2. Stop Writing Your Life History
Most of the time autobiographies are boring, unless you’re a Steve Jobs or a Leonardo DiCaprio; but who are we kidding? We don’t want to know about how many women you dated or how likeable you were in school. We just want to know enough to make us wonder about you; not be appalled by your disability to overshare. Women love mystery.
3. Stop Text-Flooding
A simple “Hi, what’s up?” will suffice, thank you very much. I don’t want to know how you think we are meant to be. Make a great textual impression with a one-line message about something you noticed on her profile. For instance, a guy once messaged this: ‘So our zodiac says we’re 80% compatible, what about the remaining 20%?’ It’s different, personal and demands a response; a witty one, too. What’s not to dig?
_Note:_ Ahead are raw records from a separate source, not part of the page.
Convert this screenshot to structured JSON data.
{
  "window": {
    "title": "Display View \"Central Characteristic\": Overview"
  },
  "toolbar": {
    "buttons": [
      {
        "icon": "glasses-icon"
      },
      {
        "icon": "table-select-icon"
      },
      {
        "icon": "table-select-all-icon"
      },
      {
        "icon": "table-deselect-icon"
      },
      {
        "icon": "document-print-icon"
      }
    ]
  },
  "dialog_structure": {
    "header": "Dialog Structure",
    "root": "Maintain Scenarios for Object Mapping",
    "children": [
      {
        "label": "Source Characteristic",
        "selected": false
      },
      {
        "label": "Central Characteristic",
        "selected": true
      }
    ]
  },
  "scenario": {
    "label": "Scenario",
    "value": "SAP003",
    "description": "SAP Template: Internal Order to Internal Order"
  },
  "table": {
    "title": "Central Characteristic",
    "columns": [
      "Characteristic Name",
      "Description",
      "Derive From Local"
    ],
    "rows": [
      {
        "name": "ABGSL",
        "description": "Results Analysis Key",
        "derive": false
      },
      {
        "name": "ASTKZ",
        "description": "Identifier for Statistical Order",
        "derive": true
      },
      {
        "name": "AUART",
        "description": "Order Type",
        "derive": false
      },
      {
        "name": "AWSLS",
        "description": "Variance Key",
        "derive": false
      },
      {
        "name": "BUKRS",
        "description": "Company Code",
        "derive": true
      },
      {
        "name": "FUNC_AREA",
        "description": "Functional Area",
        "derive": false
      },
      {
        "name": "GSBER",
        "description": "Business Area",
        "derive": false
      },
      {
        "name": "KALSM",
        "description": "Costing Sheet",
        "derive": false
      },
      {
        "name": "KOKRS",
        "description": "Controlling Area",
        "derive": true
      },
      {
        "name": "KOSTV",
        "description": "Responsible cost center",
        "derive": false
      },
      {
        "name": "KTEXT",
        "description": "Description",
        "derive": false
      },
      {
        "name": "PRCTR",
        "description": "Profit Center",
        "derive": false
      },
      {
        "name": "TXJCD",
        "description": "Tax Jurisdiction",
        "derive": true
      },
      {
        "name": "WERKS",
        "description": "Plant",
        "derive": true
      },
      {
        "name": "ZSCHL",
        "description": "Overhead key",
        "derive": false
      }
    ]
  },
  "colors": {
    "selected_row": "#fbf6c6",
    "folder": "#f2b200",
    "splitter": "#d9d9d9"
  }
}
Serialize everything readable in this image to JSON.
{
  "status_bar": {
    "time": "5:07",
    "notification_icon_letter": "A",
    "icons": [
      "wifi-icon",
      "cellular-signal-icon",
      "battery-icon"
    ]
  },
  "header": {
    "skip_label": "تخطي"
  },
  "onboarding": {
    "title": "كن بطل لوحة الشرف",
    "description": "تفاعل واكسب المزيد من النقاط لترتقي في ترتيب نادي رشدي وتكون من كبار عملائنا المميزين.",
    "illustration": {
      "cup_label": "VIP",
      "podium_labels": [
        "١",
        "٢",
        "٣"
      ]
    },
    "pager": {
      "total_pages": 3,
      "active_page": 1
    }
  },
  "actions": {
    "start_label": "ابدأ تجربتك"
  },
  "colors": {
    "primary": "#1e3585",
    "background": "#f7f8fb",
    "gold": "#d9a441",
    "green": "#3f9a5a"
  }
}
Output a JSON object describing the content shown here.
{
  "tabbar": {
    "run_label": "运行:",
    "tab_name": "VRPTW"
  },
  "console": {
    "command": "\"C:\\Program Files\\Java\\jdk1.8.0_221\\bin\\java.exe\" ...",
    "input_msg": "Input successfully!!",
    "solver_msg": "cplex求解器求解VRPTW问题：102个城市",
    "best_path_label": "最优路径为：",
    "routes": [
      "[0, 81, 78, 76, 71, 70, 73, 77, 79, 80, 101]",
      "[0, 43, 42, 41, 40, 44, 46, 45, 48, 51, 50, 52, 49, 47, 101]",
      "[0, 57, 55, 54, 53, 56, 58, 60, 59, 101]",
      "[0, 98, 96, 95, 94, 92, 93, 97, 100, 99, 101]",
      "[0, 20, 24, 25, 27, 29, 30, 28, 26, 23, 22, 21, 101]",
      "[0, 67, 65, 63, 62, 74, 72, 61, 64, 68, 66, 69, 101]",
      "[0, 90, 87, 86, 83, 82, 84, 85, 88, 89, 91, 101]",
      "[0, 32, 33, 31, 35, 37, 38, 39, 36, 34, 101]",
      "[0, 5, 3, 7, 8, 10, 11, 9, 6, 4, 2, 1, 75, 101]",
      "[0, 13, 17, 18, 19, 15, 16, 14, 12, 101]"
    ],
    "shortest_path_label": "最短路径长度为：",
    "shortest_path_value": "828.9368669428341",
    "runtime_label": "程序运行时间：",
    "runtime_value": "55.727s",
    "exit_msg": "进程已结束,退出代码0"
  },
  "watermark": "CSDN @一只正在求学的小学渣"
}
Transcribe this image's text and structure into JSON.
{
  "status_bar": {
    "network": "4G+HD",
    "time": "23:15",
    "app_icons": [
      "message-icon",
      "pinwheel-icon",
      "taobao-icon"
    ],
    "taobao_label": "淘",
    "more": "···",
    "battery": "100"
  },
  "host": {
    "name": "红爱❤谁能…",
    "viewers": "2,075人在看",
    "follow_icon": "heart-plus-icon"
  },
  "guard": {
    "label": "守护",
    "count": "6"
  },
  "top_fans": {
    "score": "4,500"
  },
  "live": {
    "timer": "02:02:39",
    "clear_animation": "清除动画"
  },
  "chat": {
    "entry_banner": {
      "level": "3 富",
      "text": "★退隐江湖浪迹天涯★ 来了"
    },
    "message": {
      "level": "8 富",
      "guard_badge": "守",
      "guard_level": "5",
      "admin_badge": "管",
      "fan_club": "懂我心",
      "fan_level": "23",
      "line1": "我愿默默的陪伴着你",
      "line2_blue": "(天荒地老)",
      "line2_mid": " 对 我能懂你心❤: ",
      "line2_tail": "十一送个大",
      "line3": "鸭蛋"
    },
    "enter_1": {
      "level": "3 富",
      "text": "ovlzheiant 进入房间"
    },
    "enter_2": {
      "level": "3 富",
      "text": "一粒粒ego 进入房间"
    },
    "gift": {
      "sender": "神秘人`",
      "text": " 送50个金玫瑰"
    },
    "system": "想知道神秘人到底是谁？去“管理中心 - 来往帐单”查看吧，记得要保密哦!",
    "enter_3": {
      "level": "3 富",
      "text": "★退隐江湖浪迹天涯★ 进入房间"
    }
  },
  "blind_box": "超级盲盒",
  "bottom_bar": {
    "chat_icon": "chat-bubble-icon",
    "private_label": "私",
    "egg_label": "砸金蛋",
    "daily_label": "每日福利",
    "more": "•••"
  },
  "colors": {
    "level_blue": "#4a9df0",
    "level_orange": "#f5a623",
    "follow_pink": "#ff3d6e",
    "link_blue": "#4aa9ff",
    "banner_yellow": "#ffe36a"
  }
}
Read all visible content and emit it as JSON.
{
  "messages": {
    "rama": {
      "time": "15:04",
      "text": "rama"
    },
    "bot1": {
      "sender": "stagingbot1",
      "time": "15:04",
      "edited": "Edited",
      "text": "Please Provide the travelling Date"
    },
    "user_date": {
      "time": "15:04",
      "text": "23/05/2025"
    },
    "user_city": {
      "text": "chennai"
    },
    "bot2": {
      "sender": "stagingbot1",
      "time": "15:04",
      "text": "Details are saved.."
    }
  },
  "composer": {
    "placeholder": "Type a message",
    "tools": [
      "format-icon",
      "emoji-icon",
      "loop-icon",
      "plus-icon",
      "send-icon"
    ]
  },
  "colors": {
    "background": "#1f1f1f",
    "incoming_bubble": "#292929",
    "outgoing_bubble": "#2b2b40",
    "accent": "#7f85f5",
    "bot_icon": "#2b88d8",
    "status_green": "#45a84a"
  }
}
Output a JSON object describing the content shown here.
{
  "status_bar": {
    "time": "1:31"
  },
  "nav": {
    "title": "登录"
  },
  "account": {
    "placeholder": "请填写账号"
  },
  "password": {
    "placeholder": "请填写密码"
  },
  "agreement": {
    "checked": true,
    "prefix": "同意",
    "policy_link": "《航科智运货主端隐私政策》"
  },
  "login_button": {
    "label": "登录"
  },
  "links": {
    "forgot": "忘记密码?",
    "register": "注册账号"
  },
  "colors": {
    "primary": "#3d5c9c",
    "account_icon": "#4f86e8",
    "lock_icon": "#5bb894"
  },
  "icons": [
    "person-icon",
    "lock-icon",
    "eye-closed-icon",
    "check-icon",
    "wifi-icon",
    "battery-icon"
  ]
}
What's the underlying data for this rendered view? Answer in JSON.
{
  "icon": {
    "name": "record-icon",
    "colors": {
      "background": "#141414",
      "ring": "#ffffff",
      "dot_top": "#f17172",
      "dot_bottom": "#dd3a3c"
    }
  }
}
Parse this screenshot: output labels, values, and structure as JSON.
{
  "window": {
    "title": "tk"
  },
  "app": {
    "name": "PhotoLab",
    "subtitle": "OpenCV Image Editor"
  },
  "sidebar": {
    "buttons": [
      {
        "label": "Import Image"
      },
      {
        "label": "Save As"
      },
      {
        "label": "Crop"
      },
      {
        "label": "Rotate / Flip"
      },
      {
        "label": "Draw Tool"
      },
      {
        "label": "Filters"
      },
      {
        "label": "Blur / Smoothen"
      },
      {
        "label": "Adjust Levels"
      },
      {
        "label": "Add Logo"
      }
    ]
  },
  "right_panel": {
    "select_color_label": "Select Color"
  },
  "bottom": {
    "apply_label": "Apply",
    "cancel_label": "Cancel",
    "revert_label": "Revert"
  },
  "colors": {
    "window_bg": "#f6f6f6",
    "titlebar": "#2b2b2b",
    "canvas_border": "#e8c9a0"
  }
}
4. Stop Abbreviation Abuse
‘TC’, ‘FYI’, ‘GTG’, ‘Gn’, ‘LMAO’—we get! What we don’t get is ‘Hw r u’, ‘Kwl’, ‘Datz gr8’. What are you, a buffoon who skipped schooling? Actually, don’t answer that. Don’t confuse us to the point where it gets irritating *hurriedly closes chat box and blocks you*!
5. Stop Being Aggressive
Also, a polite way of saying, “Stop being a freak!” Just because you viewed my profile, clicked the like button, or dropped me a message does not mean I am obligated to talk to you. If I’m not feeling it, I’m just not feeling it. So you can stop dropping random one-liners every two minutes; in case you haven’t noticed, I didn’t exactly reply, even!
6. Stop Sexting Already!
This is not porn hub and you aren’t even paying; but, that’s beside the point. Ninety-nine out of 100 times women on a dating app are just looking to start a good conversation with a decent guy. Where it goes after that is a different story, but it depends heavily on the nature of your conversation. We may be curiously horny enough to be looking you up; but sex is not on the cards, just yet. So if every second text you send is going to be a sexual innuendo, quit it!
7. Stop Faking It
It’s a request, actually. We know that just because you’re standing next to a C-Class Mercedez Benz (in a Mercedes Benz pop-up showroom at the mall) does not mean you own it! We also know that picture of you with the Eiffel Tower behind you is photo-shopped (at least get a pro to help you do it better)! Basically, why lie? What’s the problem with being genuine?
8. Stop Leading Us On
If sex is what you’ve come online to look for, then say it. Don’t give us crap about how you think there is ‘something going on here’ and you want to see where it ends up, when, actually, the only thing that is going on is inside your pants. Seriously, I’m a big girl, I can deal with it (that doesn’t mean you’ll get with it)!
9. Stop Selfie Abuse
We like that you take a selfie, or two; it makes us relatable (and maybe if we end up dating, we could take a few together, no?). But here’s what we don’t like: 1. You, giving competition to the Kardashians when it comes to taking selfies, and 2. You taking more selfies than us; not cool man! Hey, I didn’t make up the rules!
10. Stop Showing-Off
You have great abs and great bathroom interiors, also the latest iPhone; we get it. You have it all! Is that supposed to turn me on? Because it isn’t working. I still can’t see your face so you could be a pig and I wouldn’t know. Plus, it could be someone else’s bathroom and that’s not very comforting, either. Basically, you’re “A-Game” isn’t so A!